Recently, we attended an internet marketing seminar and one of the most powerful things that we heard can be just as easily applied to your relationships! The powerful question that was asked was…
“Is it a Yes or is it a No?”
What does this question mean in regard to your relationships and your life?
To us, it means that every step we take, every choice we make is either a “yes” or a “no.” Whether we realize it or not, our ability to make conscious decisions about every step of the way in our relationships and in our lives will largely determine our happiness.
We are constantly making choices, either consciously or unconsciously, about how we will use our time, who we will be with, and what we will do. All of these decisions positively or negatively affect our happiness. What we sometimes forget is that our failure to make decisions and to, instead, simply react to what is going on around us will also affect our happiness– usually in a negative way.
What happens when we don’t make a definite “yes” or “no” is we get stuck in “maybe” land and others decide how we’ll live our lives for us by default.
When people get stuck in “maybe” land, they tend to become angry and resentful but, the fact is, they didn’t make a choice. You might not even be aware when you’re living in a confused or wishy-washy way.
Here’s an example of what we’re talking about…
Imagine you and your partner or you and a friend decide to go to the local movie theater Friday night. There are several possible choices of movies at your theater and you begin talking about what you’d like to see with your partner or friend.
Imagine that your partner or friend has a strong preference toward one movie and you’d really like to see another but you don’t say anything. You give your partner or friend a weak, “maybe” or “I don’t care” and end up seeing the movie he or she wants to see. Later, you feel resentful and angry because this always seems to happen and you “never get to see the movie that you want to see.”
What you might not acknowledge in a moment like this is that you set yourself up to feel angry and upset because you weren’t completely honest and upfront about your desire to see a different movie.
If you don’t empower yourself and express what you want and don’t want by giving a clear “yes” or “no,” how can you expect to get it?! It’s very important to empower yourself to make conscious choices to create the relationships and life that you want.
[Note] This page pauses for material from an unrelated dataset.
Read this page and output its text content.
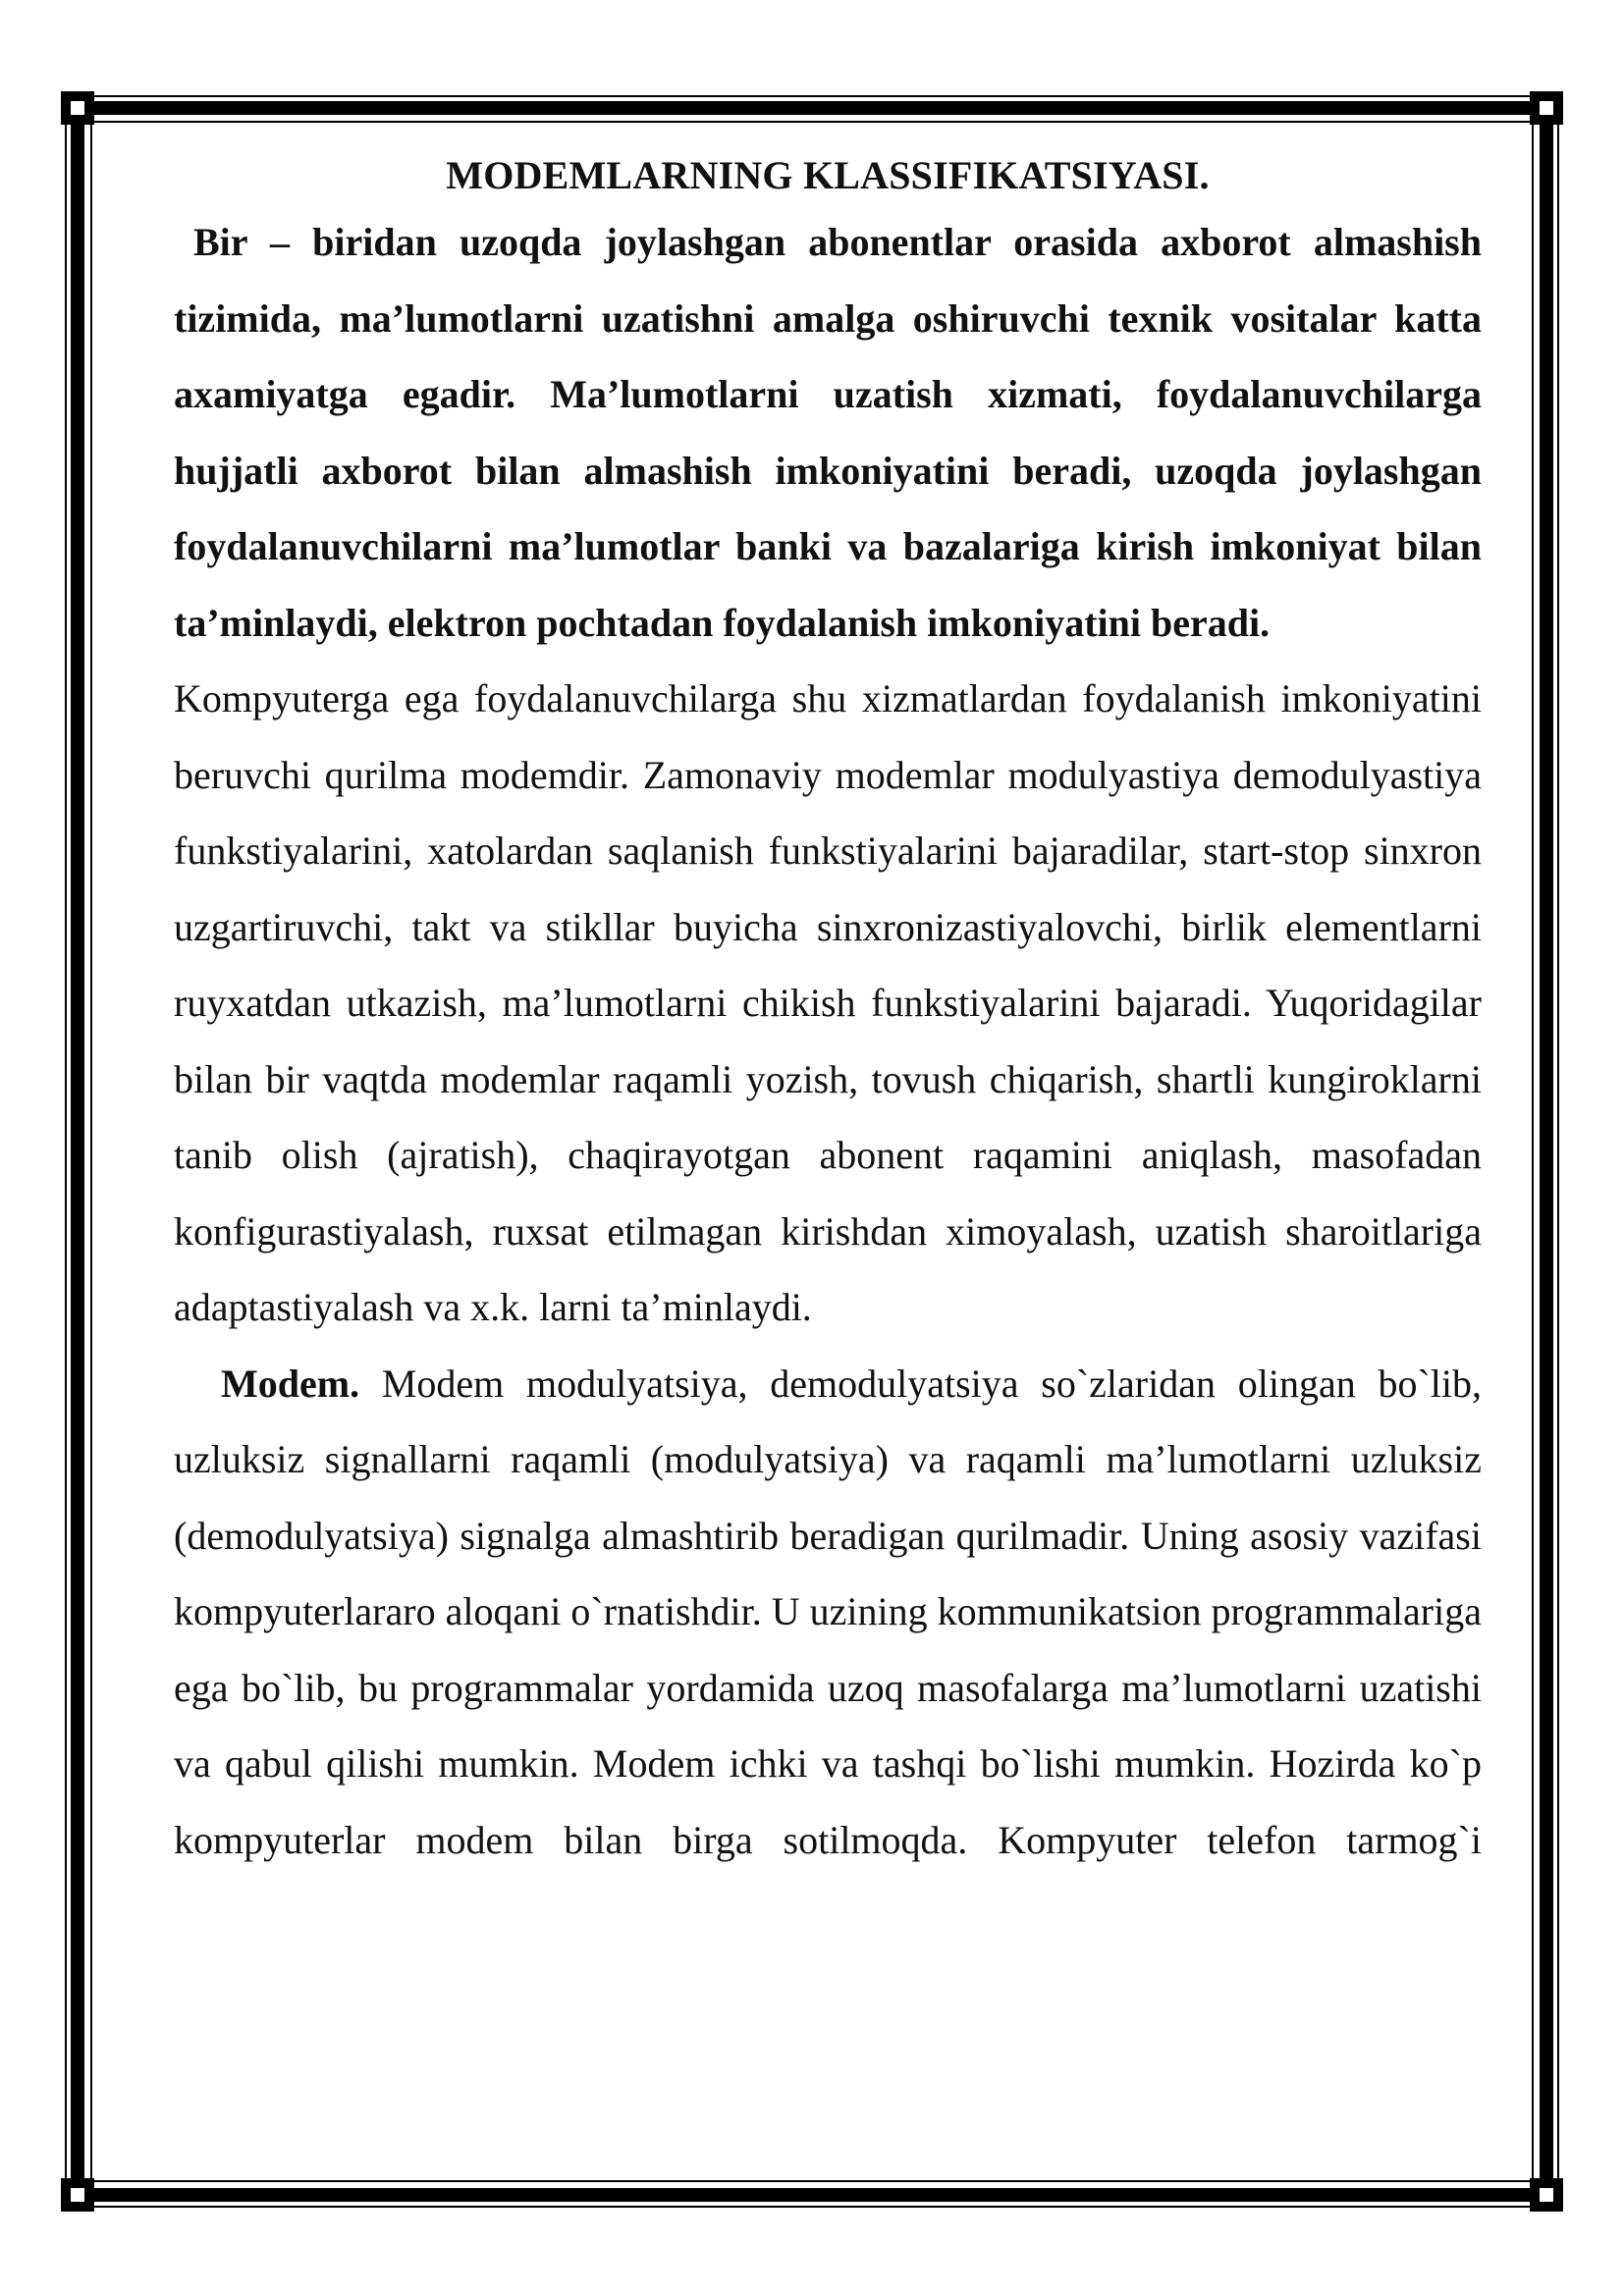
MODEMLARNING KLASSIFIKATSIYASI.

Bir – biridan uzoqda joylashgan abonentlar orasida axborot almashish tizimida, ma’lumotlarni uzatishni amalga oshiruvchi texnik vositalar katta axamiyatga egadir. Ma’lumotlarni uzatish xizmati, foydalanuvchilarga hujjatli axborot bilan almashish imkoniyatini beradi, uzoqda joylashgan foydalanuvchilarni ma’lumotlar banki va bazalariga kirish imkoniyat bilan ta’minlaydi, elektron pochtadan foydalanish imkoniyatini beradi.

Kompyuterga ega foydalanuvchilarga shu xizmatlardan foydalanish imkoniyatini beruvchi qurilma modemdir. Zamonaviy modemlar modulyastiya demodulyastiya funkstiyalarini, xatolardan saqlanish funkstiyalarini bajaradilar, start-stop sinxron uzgartiruvchi, takt va stikllar buyicha sinxronizastiyalovchi, birlik elementlarni ruyxatdan utkazish, ma’lumotlarni chikish funkstiyalarini bajaradi. Yuqoridagilar bilan bir vaqtda modemlar raqamli yozish, tovush chiqarish, shartli kungiroklarni tanib olish (ajratish), chaqirayotgan abonent raqamini aniqlash, masofadan konfigurastiyalash, ruxsat etilmagan kirishdan ximoyalash, uzatish sharoitlariga adaptastiyalash va x.k. larni ta’minlaydi.

Modem. Modem modulyatsiya, demodulyatsiya so`zlaridan olingan bo`lib, uzluksiz signallarni raqamli (modulyatsiya) va raqamli ma’lumotlarni uzluksiz (demodulyatsiya) signalga almashtirib beradigan qurilmadir. Uning asosiy vazifasi kompyuterlararo aloqani o`rnatishdir. U uzining kommunikatsion programmalariga ega bo`lib, bu programmalar yordamida uzoq masofalarga ma’lumotlarni uzatishi va qabul qilishi mumkin. Modem ichki va tashqi bo`lishi mumkin. Hozirda ko`p kompyuterlar modem bilan birga sotilmoqda. Kompyuter telefon tarmog`i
A lot of people feel anger and resentment toward others, but what they actually may be feeling is resentment towards themselves for not having the confidence to go for and speak up about what they really want.
So how do you know whether a decision you are faced with is a “yes” or a “no”?
1. When someone asks you to do something or a choice is before you, take a moment to quiet yourself and breathe.
2. Check in with how you are feeling inside.
To practice this, think of a definite “yes” in your life, something you are absolutely certain about. It might be, “I’m a great dancer” or “I’m a good cook” or even “I have green eyes.” When you think of the “yes,” what do you feel inside your body? Where do you feel it?
When there’s a “yes” for Otto, he feels a strength inside himself and a sense of expansion.
Now, think of a definite “no” in your life. What does it feel like in your body?
When there’s a “no” for both of us, there’s a sinking and heaviness in our solar plexus and chest.
Whenever we are are faced with a decision, if we take the time to go within, we can feel whether something is a “yes” or a “no.” By doing this, we bypass the wishy-washy place of being stuck in “maybe.”
This doesn’t just apply to making decisions about which movie to see. We invite you to do this exercise of consciousness on a regular basis about all the things in your life. When you do, you will feel more empowered and, as a result, able to move confidently toward creating the kind of relationships and life that you want.